In the wake of soon-to-be $4/gallon gas, I thought I would share this gem.
Last summer, riding my motorcycle on the way home from work in sweltering heat, I pulled up next to a late-model SUV with a "Spill Baby, Spill" bumper sticker. I shouted as loud as I could "That thing got a Hemi?" but the well-coiffed lady in the driver's seat could not hear me. The human voice can't compete with an AC unit cranked to turbo, and Dolby Surround Sound.

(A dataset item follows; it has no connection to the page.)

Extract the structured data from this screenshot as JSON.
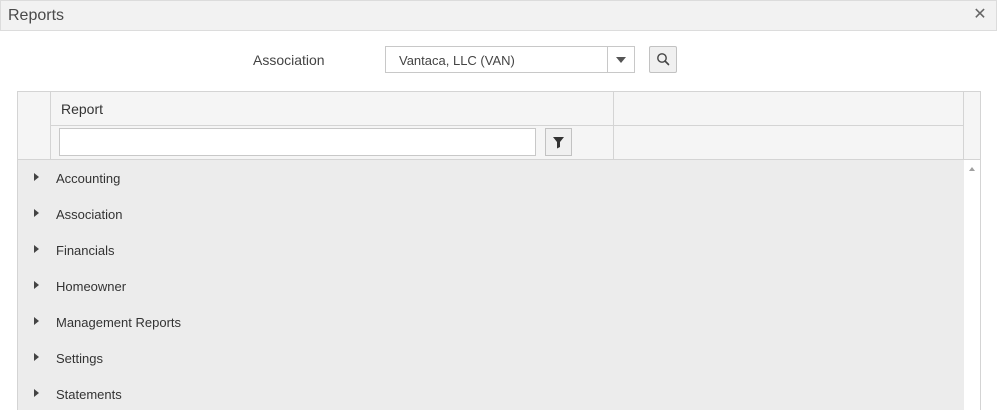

Nothing says "conserve" like a 6,000 pound vehicle that gets 20 miles to the gallon.
Note to all the Mother Earthers out there screeching about saving the planet: Until you start to practice what you preach, the rest of us will laugh at you before we listen to you.
Tell It Like It Is
As a citizen and shopper concerned about the health, environmental, ethical, and socio-economic hazards of Genetically Modified Organisms (GMOs) and industrial-scale factory farms or CAFOs (Confined Animal Feeding Operations), I am writing to inform your readers about a new consumer campaign calling for Truth-in-Labeling. The campaign, sponsored by the Organic Consumers Association, is calling on conscientious grocers to implement voluntary package or shelf labeling of foods products containing GMOs and/or products coming from large factory farms or CAFOs.
Although "USDA Organic" standards and labels prohibit the use of GMOs or CAFO confinement practices, the overwhelming majority of non-organic foods in grocery stores or supermarkets today fail to reveal whether or not they likely contain GMOs or come from a factory farm supply chain. Up to 90 percent of U.S. soy, corn, cotton, canola, and sugar beets are now genetically engineered and routinely laced into foods with no labels orsafety testing whatsoever. And of course hapless animals confined in CAFOs are reared on a diet of genetically engineered corn, soy, cottonseed and drugs.
According to the Grocery Manufacturers Association and the Biotechnology Industry Association, approximately 80 percent of current grocery food items contain GMOs; while according to U.S. Department of Agriculture records, the majority of beef, pork, poultry, dairy and eggs now come from CAFOs.
CAFOs breed pathogens, pollute water-sources, add tons of greenhouse gasses to the atmosphere and systematically abuse and mistreat animals.
CAFOs are defined legally by the Environmental Protection Agency as containing 1000 beef cattle, 700 dairy cows, 2500 pigs, or 125,000 broilers or 82,000 laying hens or pullets.
Health and ethically minded consumers such as me believe that Americans have a right to know where our meat, dairy, and eggs come from and whether or not our produce and the ingredients in processed-foods have been genetically engineered.
Conscientious, consumer-friendly grocery stores should clearly identify all food products containing non-organic soy, corn, cottonseed oil, canola, sugar beets or GM growth hormones witha label or shelf sign that says "May Contain GMOs" and identify all beef, pork, poultry, dairy and eggs that come from CAFOs with a label or shelf sign that says "CAFO."